Final answer:
The speed of the jet stream is calculated to be 210 miles per hour by setting up an equation using the distances flown and time, with the given plane airspeed of 700 mph, and solving for the speed of the jet stream.
Step-by-step explanation:
To solve the problem where a plane can fly 1300 miles east with the jet stream in the same amount of time it takes to fly 700 miles west against the jet stream, and knowing that the plane has an airspeed of 700 miles per hour, we have to set up two equations that represent the time it takes for each trip. Since time equals distance divided by speed, and we know the times are equal, we can write:
- Time east with the jet stream = 1300 miles / (700 mph + jet stream speed)

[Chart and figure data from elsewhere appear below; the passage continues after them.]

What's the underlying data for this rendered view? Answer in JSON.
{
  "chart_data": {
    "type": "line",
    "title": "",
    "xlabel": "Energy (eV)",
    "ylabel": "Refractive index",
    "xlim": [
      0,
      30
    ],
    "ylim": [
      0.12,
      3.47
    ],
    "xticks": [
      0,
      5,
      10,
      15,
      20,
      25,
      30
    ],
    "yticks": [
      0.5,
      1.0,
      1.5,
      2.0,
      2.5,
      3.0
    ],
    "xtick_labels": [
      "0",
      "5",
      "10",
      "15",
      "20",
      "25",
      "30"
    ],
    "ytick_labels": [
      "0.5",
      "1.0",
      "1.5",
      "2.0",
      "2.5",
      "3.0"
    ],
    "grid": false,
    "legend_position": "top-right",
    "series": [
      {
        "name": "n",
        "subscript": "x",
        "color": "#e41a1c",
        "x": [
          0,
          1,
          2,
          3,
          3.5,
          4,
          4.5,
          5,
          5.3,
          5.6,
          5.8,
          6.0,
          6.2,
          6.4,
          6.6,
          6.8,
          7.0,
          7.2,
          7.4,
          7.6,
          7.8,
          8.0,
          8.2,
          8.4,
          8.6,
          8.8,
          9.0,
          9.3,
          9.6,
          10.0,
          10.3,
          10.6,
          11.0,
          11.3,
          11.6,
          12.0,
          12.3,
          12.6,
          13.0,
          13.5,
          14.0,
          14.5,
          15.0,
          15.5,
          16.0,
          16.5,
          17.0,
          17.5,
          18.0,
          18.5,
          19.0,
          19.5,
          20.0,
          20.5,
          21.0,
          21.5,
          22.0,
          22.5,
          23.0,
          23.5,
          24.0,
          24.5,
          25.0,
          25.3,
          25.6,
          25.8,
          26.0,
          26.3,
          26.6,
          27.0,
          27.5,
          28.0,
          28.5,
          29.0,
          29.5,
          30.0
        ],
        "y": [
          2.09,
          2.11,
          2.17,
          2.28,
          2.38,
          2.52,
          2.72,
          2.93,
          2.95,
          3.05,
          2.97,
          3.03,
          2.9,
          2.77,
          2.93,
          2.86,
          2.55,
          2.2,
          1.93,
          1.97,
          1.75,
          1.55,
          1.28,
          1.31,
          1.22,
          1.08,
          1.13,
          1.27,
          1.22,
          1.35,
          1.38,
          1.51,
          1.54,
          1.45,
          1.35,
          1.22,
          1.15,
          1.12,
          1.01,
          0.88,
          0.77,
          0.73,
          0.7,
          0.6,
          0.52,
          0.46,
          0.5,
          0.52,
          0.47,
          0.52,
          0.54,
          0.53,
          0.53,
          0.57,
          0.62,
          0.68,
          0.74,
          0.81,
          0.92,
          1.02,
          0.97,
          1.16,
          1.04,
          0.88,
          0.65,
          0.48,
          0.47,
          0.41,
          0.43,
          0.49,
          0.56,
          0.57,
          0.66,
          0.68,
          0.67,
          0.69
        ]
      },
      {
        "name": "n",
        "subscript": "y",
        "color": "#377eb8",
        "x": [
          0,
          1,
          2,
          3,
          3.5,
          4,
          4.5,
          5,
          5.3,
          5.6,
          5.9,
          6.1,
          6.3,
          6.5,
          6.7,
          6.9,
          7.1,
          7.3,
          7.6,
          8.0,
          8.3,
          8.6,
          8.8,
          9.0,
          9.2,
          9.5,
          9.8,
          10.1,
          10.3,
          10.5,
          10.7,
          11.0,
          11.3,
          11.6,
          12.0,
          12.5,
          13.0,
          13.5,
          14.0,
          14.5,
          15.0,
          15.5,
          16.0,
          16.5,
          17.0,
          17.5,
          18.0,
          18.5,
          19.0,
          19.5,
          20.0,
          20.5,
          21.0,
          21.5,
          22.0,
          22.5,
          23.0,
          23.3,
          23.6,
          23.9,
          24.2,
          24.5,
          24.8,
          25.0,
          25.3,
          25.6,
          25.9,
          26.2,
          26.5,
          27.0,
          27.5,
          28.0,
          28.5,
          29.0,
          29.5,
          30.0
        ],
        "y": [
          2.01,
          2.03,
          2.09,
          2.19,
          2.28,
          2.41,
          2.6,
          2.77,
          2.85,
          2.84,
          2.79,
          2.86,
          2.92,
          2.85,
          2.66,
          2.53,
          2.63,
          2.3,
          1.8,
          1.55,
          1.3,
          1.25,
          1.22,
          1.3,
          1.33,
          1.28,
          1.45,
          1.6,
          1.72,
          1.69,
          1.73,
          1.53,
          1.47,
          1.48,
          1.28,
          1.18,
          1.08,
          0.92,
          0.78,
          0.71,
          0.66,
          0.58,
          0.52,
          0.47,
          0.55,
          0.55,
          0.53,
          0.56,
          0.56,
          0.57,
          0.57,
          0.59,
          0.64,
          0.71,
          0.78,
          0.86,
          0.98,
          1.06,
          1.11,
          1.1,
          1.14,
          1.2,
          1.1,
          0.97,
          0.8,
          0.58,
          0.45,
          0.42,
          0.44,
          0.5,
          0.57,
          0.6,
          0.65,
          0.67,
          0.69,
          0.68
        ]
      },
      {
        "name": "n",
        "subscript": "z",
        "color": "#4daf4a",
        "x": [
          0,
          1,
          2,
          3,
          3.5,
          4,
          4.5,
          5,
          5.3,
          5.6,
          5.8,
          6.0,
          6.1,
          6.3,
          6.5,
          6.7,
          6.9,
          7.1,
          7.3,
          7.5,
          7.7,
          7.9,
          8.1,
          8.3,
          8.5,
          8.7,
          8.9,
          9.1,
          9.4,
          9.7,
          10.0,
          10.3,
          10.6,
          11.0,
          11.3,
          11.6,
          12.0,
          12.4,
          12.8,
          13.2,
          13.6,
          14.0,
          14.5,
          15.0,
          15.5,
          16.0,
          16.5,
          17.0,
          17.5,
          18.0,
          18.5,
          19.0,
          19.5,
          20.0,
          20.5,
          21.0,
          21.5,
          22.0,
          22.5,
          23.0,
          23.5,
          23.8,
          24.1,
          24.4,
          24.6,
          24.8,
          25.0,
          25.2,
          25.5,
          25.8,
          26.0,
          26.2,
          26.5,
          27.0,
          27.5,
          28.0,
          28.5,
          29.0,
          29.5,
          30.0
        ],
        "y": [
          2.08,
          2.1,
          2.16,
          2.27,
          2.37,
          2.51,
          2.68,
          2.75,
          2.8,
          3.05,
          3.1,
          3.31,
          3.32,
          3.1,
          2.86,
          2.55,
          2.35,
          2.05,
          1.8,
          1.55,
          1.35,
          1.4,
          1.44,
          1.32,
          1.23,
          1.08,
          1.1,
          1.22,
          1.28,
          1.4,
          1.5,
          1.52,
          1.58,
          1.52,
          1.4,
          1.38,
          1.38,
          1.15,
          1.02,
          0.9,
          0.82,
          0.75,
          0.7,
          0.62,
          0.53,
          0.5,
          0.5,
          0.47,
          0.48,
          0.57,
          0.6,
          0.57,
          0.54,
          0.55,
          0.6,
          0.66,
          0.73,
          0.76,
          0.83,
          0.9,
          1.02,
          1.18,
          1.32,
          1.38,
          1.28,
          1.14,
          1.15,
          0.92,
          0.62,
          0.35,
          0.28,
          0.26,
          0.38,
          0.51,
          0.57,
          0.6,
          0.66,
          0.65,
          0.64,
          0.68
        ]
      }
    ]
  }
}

- Time west against the jet stream = 700 miles / (700 mph - jet stream speed)
Since the times are equal, we can set the two expressions equal to each other:
1300 / (700 + j) = 700 / (700 - j)
Here, 'j' represents the speed of the jet stream. Solving for 'j', we multiply both sides of the equation by the denominators to clear the fractions:
1300 × (700 - j) = 700 × (700 + j)
This leads to:
910000 - 1300j = 490000 + 700j
Now we combine like terms:
910000 - 490000 = 1300j + 700j
420000 = 2000j
And finally, divide both sides by 2000 to find the jet stream's speed:
j = 420000 / 2000
j = 210 mph
Therefore, the speed of the jet stream is 210 miles per hour.